Welche Aufgabe hat der Architekt? Neben der Frage, was -entstehen wird, muss ein anderes Thema geklärt werden. Wie wird es aussehen?
«Wie kann das Design eines Autos zeigen, wie aussergewöhnlich dieses Unternehmen ist? Ich kann es ja schliesslich nicht aus Gold machen. Und ich kann es auch nicht in Übergrösse bauen. Wie also erreichen wir teures Design, jetzt da das Gestalten so verdammt günstig geworden ist? Früher galt schönes Design als Privileg für nur einige Wenige. Im 21. Jahrhundert allerdings geht es überall um Design. Durch diese Design-Demokratisierung kann man einen wahren Meister nur in seinen Grenzen ausmachen. Ein dezentes Spiel zwischen konvexen und konkaven Oberflächen hilft.
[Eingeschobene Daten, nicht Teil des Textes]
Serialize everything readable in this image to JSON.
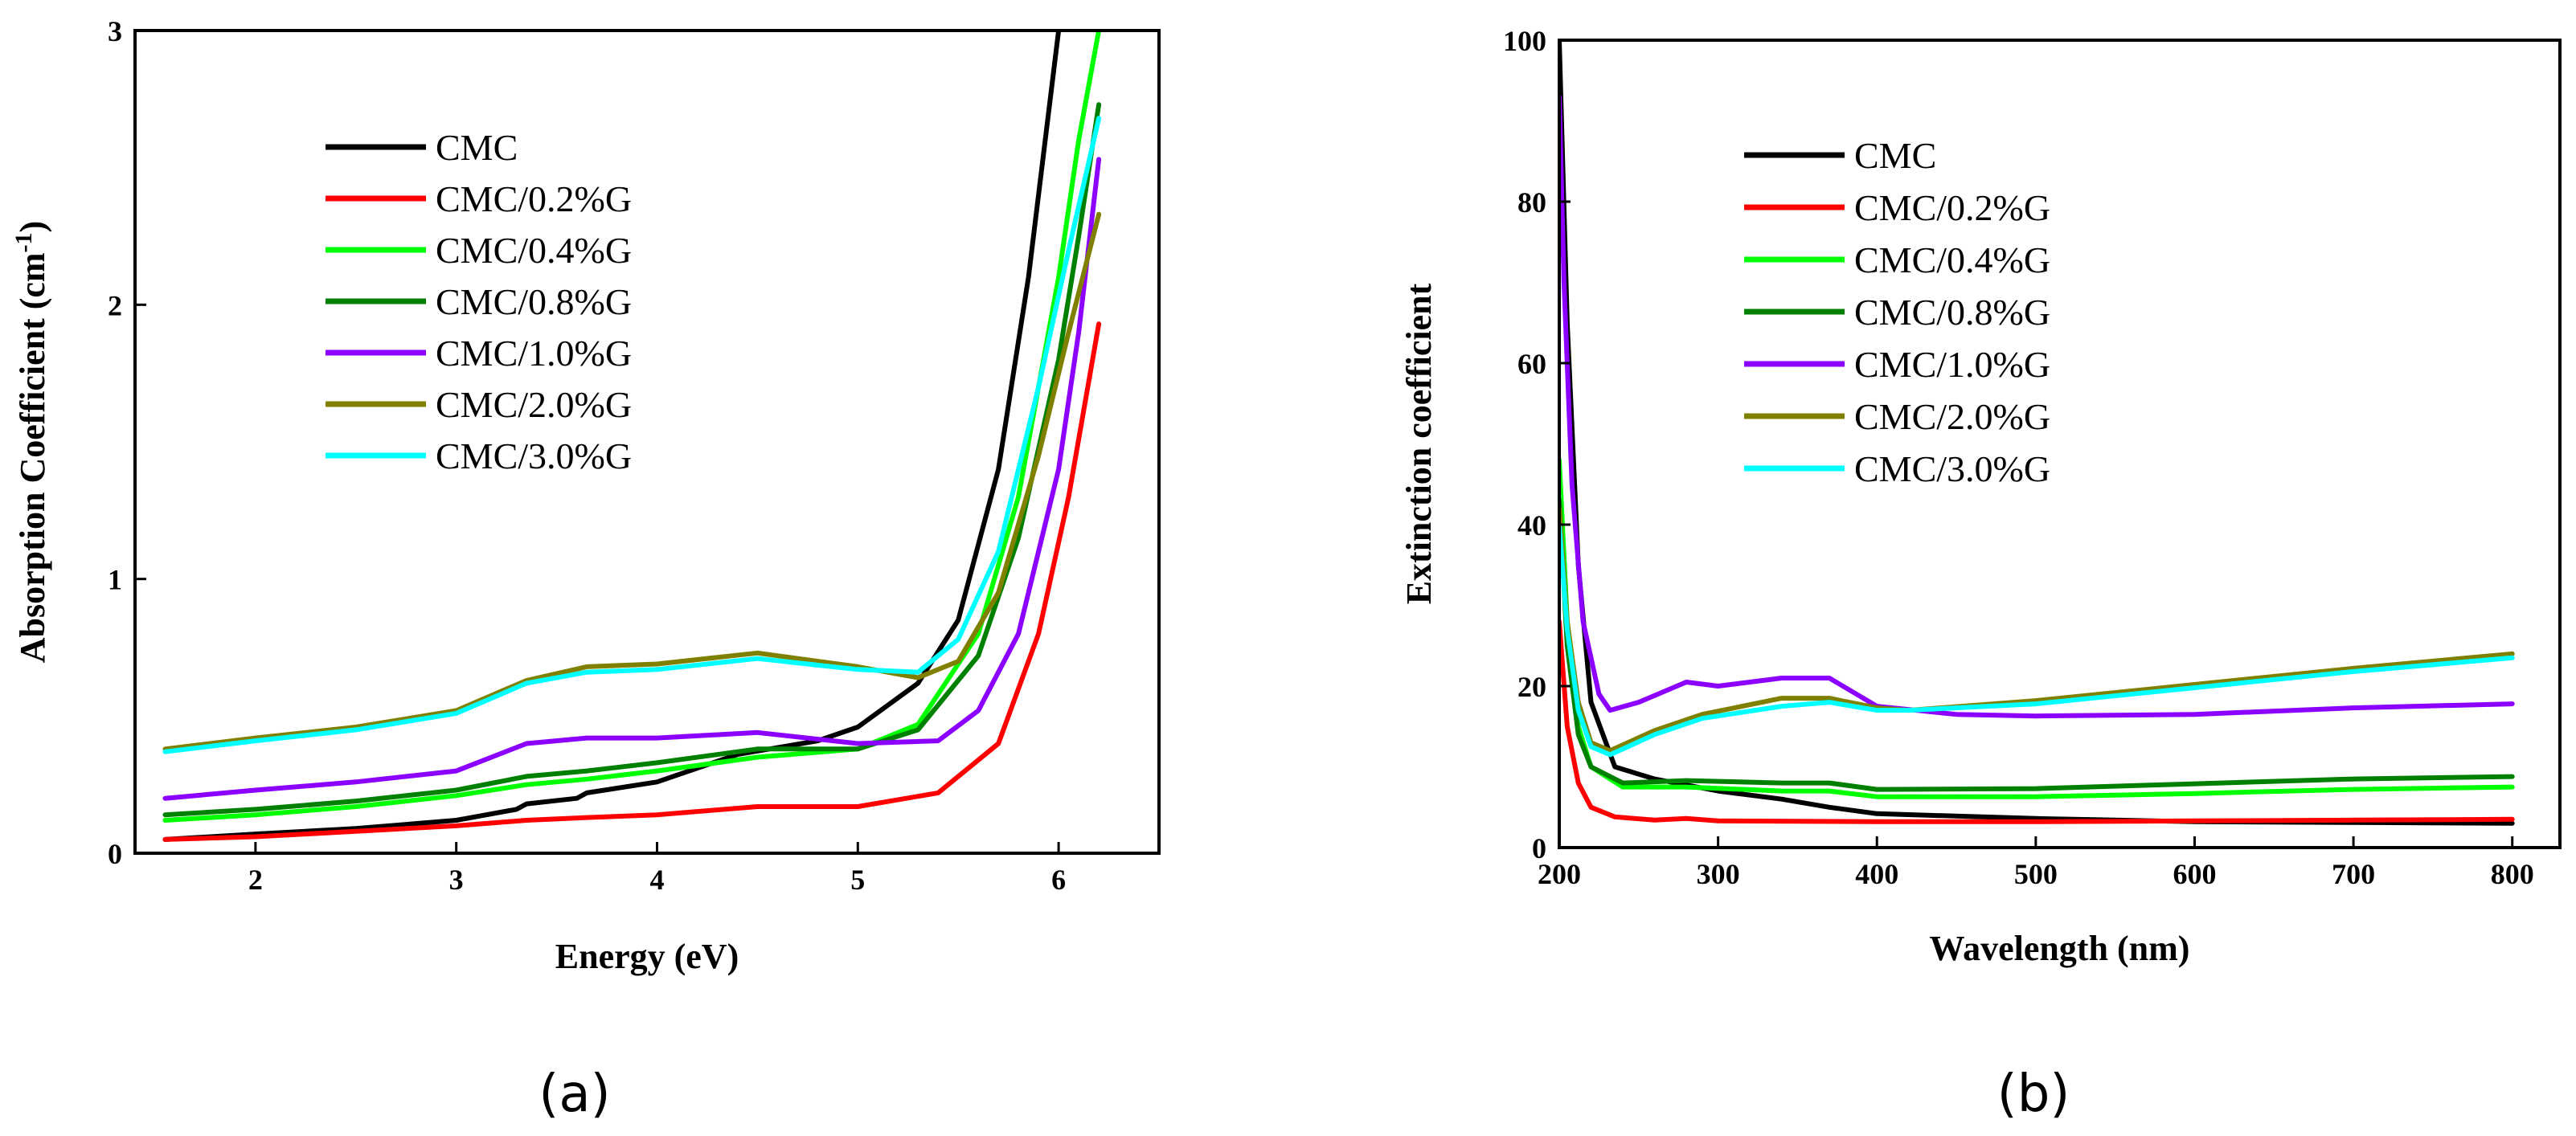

Wenn man es aber übertreibt, sieht das Metall schnell wie billiges Plastik aus. Bei Porsche habe ich gelernt, dass es möglich ist, das Metall so raffiniert zu modellieren, dass man die Lichtreflektionen an der Oberfläche bestimmen kann. Durch dieses Licht-Tuning entsteht viel Spannung und ein Gefühl von Wertigkeit. Nur sehr wenige Menschen wissen, dass fast jeder die Qualität eines Designs anhand der Lichtreflektionen beurteilt. Aber gerade weil dies unterbewusst passiert, ist es so wichtig. Die hinteren Kotflügel sowohl beim Porsche 911 als auch beim Bugatti Veyron sind da ein perfektes Beispiel. Es gibt keine einzige klare Linie. Nur runde Formen und Kurven. Andererseits hat Lamborghini genau das Gegenteil mit seiner rasiermesserscharfen Linienführung bewiesen. Das ist das Schöne am Design. Es gibt keine Regeln. Man kann sogar ein gutes Design allein beim Versuch es zu verbessern völlig zerstören», so Anscheidt, der nicht in Klischees denkt und sich weit von den typischen Äusserungen eines jeden Autodesigners distanziert. Eine Herausforderung.
«Ich sehe mich selbst als Architekt, der ein Haus um Hindernisse und Unregelmässigkeiten in der Landschaft bauen soll. Wenn man das ordentlich macht und es einem gelingt, diese besonderen Umstände als Vorteil zu nutzen, kann man letzten Endes Beachtliches schaffen.»
Kein Wunder also, dass Anscheidt mit seiner Position so zufrieden ist.
«Ich bin der glücklichste Mensch der Welt. Bugatti bringt nur alle zehn Jahre ein neues Modell heraus. Wenn überhaupt. Es ist eine grosse Ehre, der Auserwählte zu sein.»
Kein Zweifel: egal wie schwierig die Aufgabe auch sein mag, dieser Easy Rider ist der richtige Mann für den Job.